The Health and Human Services Department on Friday proposed a rule change that would weaken protections for transgender people under the Affordable Care Act.
The Obama administration had expanded the definition for discrimination on the basis of sex to include transgender people, and the Trump administration rule would roll that back.
“When Congress prohibited sex discrimination, it did so according to the plain meaning of the term, and we are making our regulations conform,” Roger Severino, the director of the Office of Civil Rights at HHS, said in a statement announcing the rule. “The American people want vigorous protection of civil rights and faithfulness to the text of the laws passed by their representatives.”
Transgender rights advocates worry the rule change would put up new barriers for transgender people seeking health care.

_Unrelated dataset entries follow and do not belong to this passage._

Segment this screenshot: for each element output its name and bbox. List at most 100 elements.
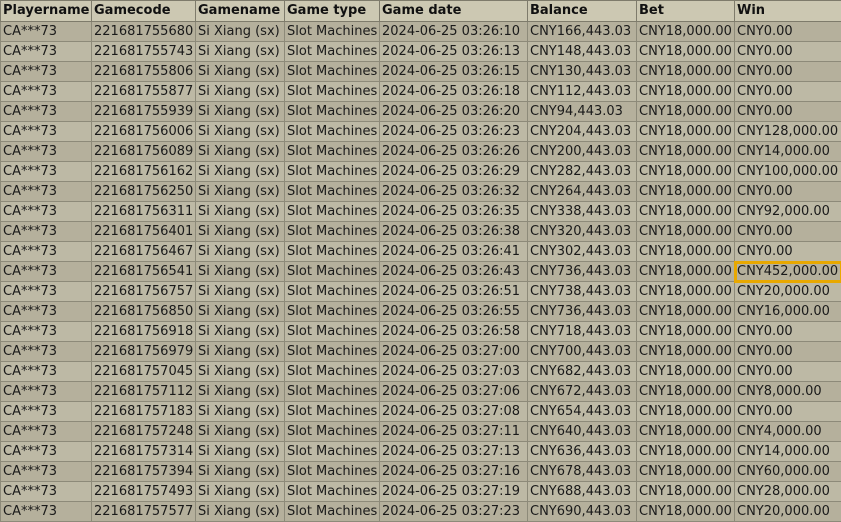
game-type-cell: Slot Machines xyxy=(285,322,380,342)
gamecode-cell: 221681757183 xyxy=(92,402,196,422)
gamename-cell: Si Xiang (sx) xyxy=(196,442,285,462)
table-row: CA***73221681755680Si Xiang (sx)Slot Mac… xyxy=(1,22,841,42)
table-row: CA***73221681755743Si Xiang (sx)Slot Mac… xyxy=(1,42,841,62)
balance-cell: CNY736,443.03 xyxy=(528,262,637,282)
column-header-game-type[interactable]: Game type xyxy=(285,1,380,22)
balance-cell: CNY636,443.03 xyxy=(528,442,637,462)
gamecode-cell: 221681756467 xyxy=(92,242,196,262)
game-date-cell: 2024-06-25 03:26:35 xyxy=(380,202,528,222)
game-type-cell: Slot Machines xyxy=(285,242,380,262)
balance-cell: CNY130,443.03 xyxy=(528,62,637,82)
bet-cell: CNY18,000.00 xyxy=(637,202,735,222)
table-header: PlayernameGamecodeGamenameGame typeGame … xyxy=(1,1,841,22)
column-header-playername[interactable]: Playername xyxy=(1,1,92,22)
balance-cell: CNY678,443.03 xyxy=(528,462,637,482)
game-type-cell: Slot Machines xyxy=(285,262,380,282)
bet-cell: CNY18,000.00 xyxy=(637,382,735,402)
column-header-balance[interactable]: Balance xyxy=(528,1,637,22)
gamename-cell: Si Xiang (sx) xyxy=(196,122,285,142)
playername-cell: CA***73 xyxy=(1,322,92,342)
game-type-cell: Slot Machines xyxy=(285,22,380,42)
balance-cell: CNY682,443.03 xyxy=(528,362,637,382)
game-type-cell: Slot Machines xyxy=(285,222,380,242)
table-row: CA***73221681757577Si Xiang (sx)Slot Mac… xyxy=(1,502,841,522)
playername-cell: CA***73 xyxy=(1,142,92,162)
playername-cell: CA***73 xyxy=(1,402,92,422)
win-cell: CNY14,000.00 xyxy=(735,142,841,162)
win-cell: CNY0.00 xyxy=(735,402,841,422)
win-cell: CNY92,000.00 xyxy=(735,202,841,222)
win-cell: CNY4,000.00 xyxy=(735,422,841,442)
game-type-cell: Slot Machines xyxy=(285,162,380,182)
gamecode-cell: 221681757248 xyxy=(92,422,196,442)
win-cell: CNY100,000.00 xyxy=(735,162,841,182)
gamename-cell: Si Xiang (sx) xyxy=(196,482,285,502)
table-row: CA***73221681756401Si Xiang (sx)Slot Mac… xyxy=(1,222,841,242)
playername-cell: CA***73 xyxy=(1,382,92,402)
gamecode-cell: 221681756401 xyxy=(92,222,196,242)
gamename-cell: Si Xiang (sx) xyxy=(196,162,285,182)
gamename-cell: Si Xiang (sx) xyxy=(196,362,285,382)
table-row: CA***73221681755806Si Xiang (sx)Slot Mac… xyxy=(1,62,841,82)
gamecode-cell: 221681756250 xyxy=(92,182,196,202)
bet-cell: CNY18,000.00 xyxy=(637,322,735,342)
gamename-cell: Si Xiang (sx) xyxy=(196,62,285,82)
balance-cell: CNY688,443.03 xyxy=(528,482,637,502)
gamecode-cell: 221681756541 xyxy=(92,262,196,282)
table-row: CA***73221681757112Si Xiang (sx)Slot Mac… xyxy=(1,382,841,402)
gamecode-cell: 221681757577 xyxy=(92,502,196,522)
gamecode-cell: 221681755939 xyxy=(92,102,196,122)
gamecode-cell: 221681755877 xyxy=(92,82,196,102)
column-header-win[interactable]: Win xyxy=(735,1,841,22)
game-type-cell: Slot Machines xyxy=(285,142,380,162)
game-date-cell: 2024-06-25 03:27:19 xyxy=(380,482,528,502)
gamename-cell: Si Xiang (sx) xyxy=(196,242,285,262)
game-date-cell: 2024-06-25 03:26:20 xyxy=(380,102,528,122)
win-cell: CNY16,000.00 xyxy=(735,302,841,322)
table-row: CA***73221681756757Si Xiang (sx)Slot Mac… xyxy=(1,282,841,302)
playername-cell: CA***73 xyxy=(1,362,92,382)
bet-cell: CNY18,000.00 xyxy=(637,102,735,122)
bet-cell: CNY18,000.00 xyxy=(637,182,735,202)
game-date-cell: 2024-06-25 03:26:10 xyxy=(380,22,528,42)
game-date-cell: 2024-06-25 03:27:06 xyxy=(380,382,528,402)
playername-cell: CA***73 xyxy=(1,62,92,82)
win-cell: CNY60,000.00 xyxy=(735,462,841,482)
gamename-cell: Si Xiang (sx) xyxy=(196,322,285,342)
column-header-game-date[interactable]: Game date xyxy=(380,1,528,22)
game-date-cell: 2024-06-25 03:26:58 xyxy=(380,322,528,342)
playername-cell: CA***73 xyxy=(1,202,92,222)
column-header-bet[interactable]: Bet xyxy=(637,1,735,22)
table-row: CA***73221681756311Si Xiang (sx)Slot Mac… xyxy=(1,202,841,222)
bet-cell: CNY18,000.00 xyxy=(637,302,735,322)
table-row: CA***73221681755939Si Xiang (sx)Slot Mac… xyxy=(1,102,841,122)
column-header-gamecode[interactable]: Gamecode xyxy=(92,1,196,22)
game-date-cell: 2024-06-25 03:26:38 xyxy=(380,222,528,242)
bet-cell: CNY18,000.00 xyxy=(637,82,735,102)
gamename-cell: Si Xiang (sx) xyxy=(196,342,285,362)
gamecode-cell: 221681757314 xyxy=(92,442,196,462)
game-type-cell: Slot Machines xyxy=(285,502,380,522)
balance-cell: CNY338,443.03 xyxy=(528,202,637,222)
gamename-cell: Si Xiang (sx) xyxy=(196,422,285,442)
bet-cell: CNY18,000.00 xyxy=(637,142,735,162)
game-type-cell: Slot Machines xyxy=(285,302,380,322)
win-cell: CNY0.00 xyxy=(735,362,841,382)
game-date-cell: 2024-06-25 03:26:32 xyxy=(380,182,528,202)
gamename-cell: Si Xiang (sx) xyxy=(196,502,285,522)
gamename-cell: Si Xiang (sx) xyxy=(196,382,285,402)
game-date-cell: 2024-06-25 03:26:41 xyxy=(380,242,528,262)
bet-cell: CNY18,000.00 xyxy=(637,162,735,182)
column-header-gamename[interactable]: Gamename xyxy=(196,1,285,22)
gamecode-cell: 221681756850 xyxy=(92,302,196,322)
bet-cell: CNY18,000.00 xyxy=(637,362,735,382)
gamecode-cell: 221681757112 xyxy=(92,382,196,402)
game-type-cell: Slot Machines xyxy=(285,442,380,462)
game-date-cell: 2024-06-25 03:27:11 xyxy=(380,422,528,442)
game-date-cell: 2024-06-25 03:27:00 xyxy=(380,342,528,362)
game-type-cell: Slot Machines xyxy=(285,462,380,482)
playername-cell: CA***73 xyxy=(1,82,92,102)
balance-cell: CNY700,443.03 xyxy=(528,342,637,362)
playername-cell: CA***73 xyxy=(1,422,92,442)
playername-cell: CA***73 xyxy=(1,262,92,282)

“This proposed rule is yet another outright attack from the Trump administration on the health, well-being, and survival of transgender people. Everyone should be able to go to the doctor when we need help without being turned away or denied treatment because of who we are,” Kris Hayashi, the executive director of the Transgender Law Center, said in a statement. “That’s what the law says, yet in practice many transgender people still face devastating discrimination in health care.”
“This rule dangerously encourages illegal discrimination, putting the lives of transgender people in jeopardy – particularly for trans people living with HIV, Black transgender people and people of color, trans people with disabilities, and rural and Southern trans folks,” Hayashi added.